Dass die Rückerstattung ausblieb, ist mit einem kleinen, aber feinen Detail im Reglement begründet. Weil die Frau rückwirkend Invalidenrente aufgrund ihrer Arbeitsunfähigkeit bezogen hatte, war sie zu ihrem Tod nicht als aktiv Versicherte der Pensionskasse gelistet.
Zwar bekommen der Witwer und das gemeinsame Kind nun Witwer- und Waisenrente ausbezahlt, doch deren Höhe wäre identisch mit dem Fall gewesen, wenn die Frau niemals in die Pensionskasse eingezahlt hätte. «Die freiwilligen Einzahlungen in Höhe von 750'000 Franken wären verloren», klagt Gisler deshalb gegenüber NZZ.
Invalidenrente macht Witwer Strich durch die Rechnung
Seine verstorbene Frau erreichte der Vorbescheid der Sozialversicherungsanstalt (SVA) über die IV-Rente zwei Tage vor ihrem Tod auf der Palliativstation. Ohne den Bescheid wäre sie als aktiv Versicherte gestorben. In diesem Fall hätten die Hinterbliebenen aufgrund von vermerkten Risikoleistungen im Pensionskassenausweis der Frau immerhin 330'000 Franken erhalten.
So aber droht Gisler eine finanzielle Nullrunde, was ihn bitter Bilanz ziehen lässt: Man könne «mit Pensionskasseneinkäufen im schlimmsten Szenario durch die Maschen fallen». Derzeit läuft eine Klage am Obergericht Schaffhausen, in der er mindestens eine Auszahlung der freiwilligen Einkäufe in Höhe von 750'000 Franken fordert – Ausgang ungewiss.

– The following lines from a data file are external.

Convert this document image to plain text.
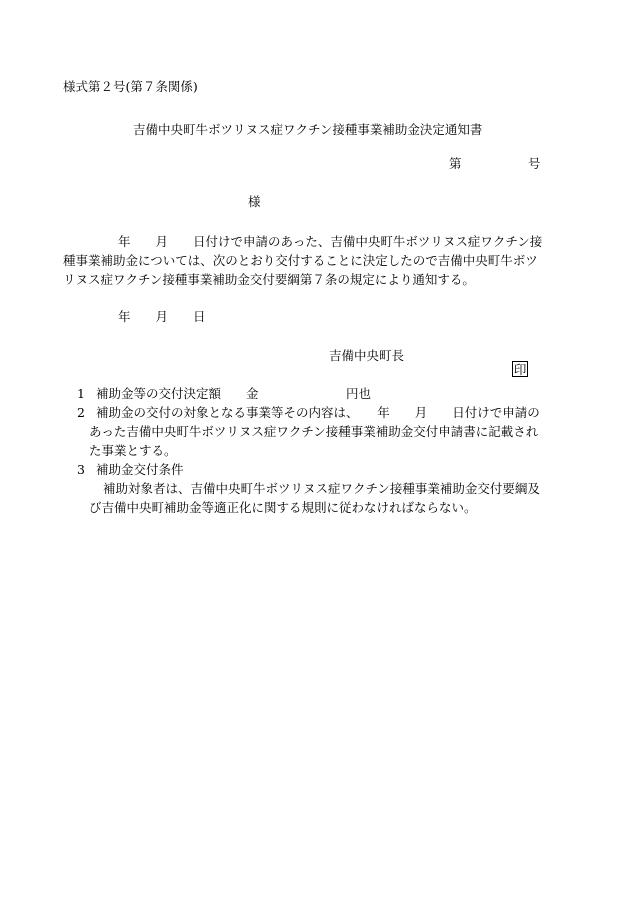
様式第２号(第７条関係)
吉備中央町牛ボツリヌス症ワクチン接種事業補助金決定通知書
第	号
様
年　　月　　日付けで申請のあった、吉備中央町牛ボツリヌス症ワクチン接
種事業補助金については、次のとおり交付することに決定したので吉備中央町牛ボツ
リヌス症ワクチン接種事業補助金交付要綱第７条の規定により通知する。
年　　月　　日
吉備中央町長

印

1 補助金等の交付決定額　　金　　　　　　　円也
2 補助金の交付の対象となる事業等その内容は、　　年　　月　　日付けで申請の
あった吉備中央町牛ボツリヌス症ワクチン接種事業補助金交付申請書に記載され
た事業とする。
3 補助金交付条件
補助対象者は、吉備中央町牛ボツリヌス症ワクチン接種事業補助金交付要綱及
び吉備中央町補助金等適正化に関する規則に従わなければならない。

Pensionskasse hält sich bedeckt
Thomas Moser, Sprecher von Johnson & Johnson, hält sich auf NZZ-Anfrage bedeckt, nur so viel: «Die Pensionskasse Johnson & Johnson empfiehlt allen Mitarbeitenden, vor freiwilligen Einkäufen die individuelle Situation und die Bestimmungen im Vorsorgereglement sorgfältig zu prüfen.»
Zudem weist er darauf hin, dass die Ausrichtung eines Todesfallkapitals eine überobligatorische, freiwillige Leistung darstelle. Das bestätigt auch Lukas Müller-Brunner, Direktor des Pensionskassenverbands Asip. «Eine Pensionskasse ist kein Wohlfahrtsfonds», begegnet er einer zuweilen überbordenden Anspruchshaltung von Versicherten. Eine Einzahlung bringe nicht automatisch einen Anspruch auf «ihr Geld» mit sich.
Stattdessen erwarten die Einzahlenden Leistungen gemäss Gesetz und Reglementen. «Diese Zahlungen können höher oder tiefer ausfallen als das angesparte Guthaben», stellt Müller-Brunner klar.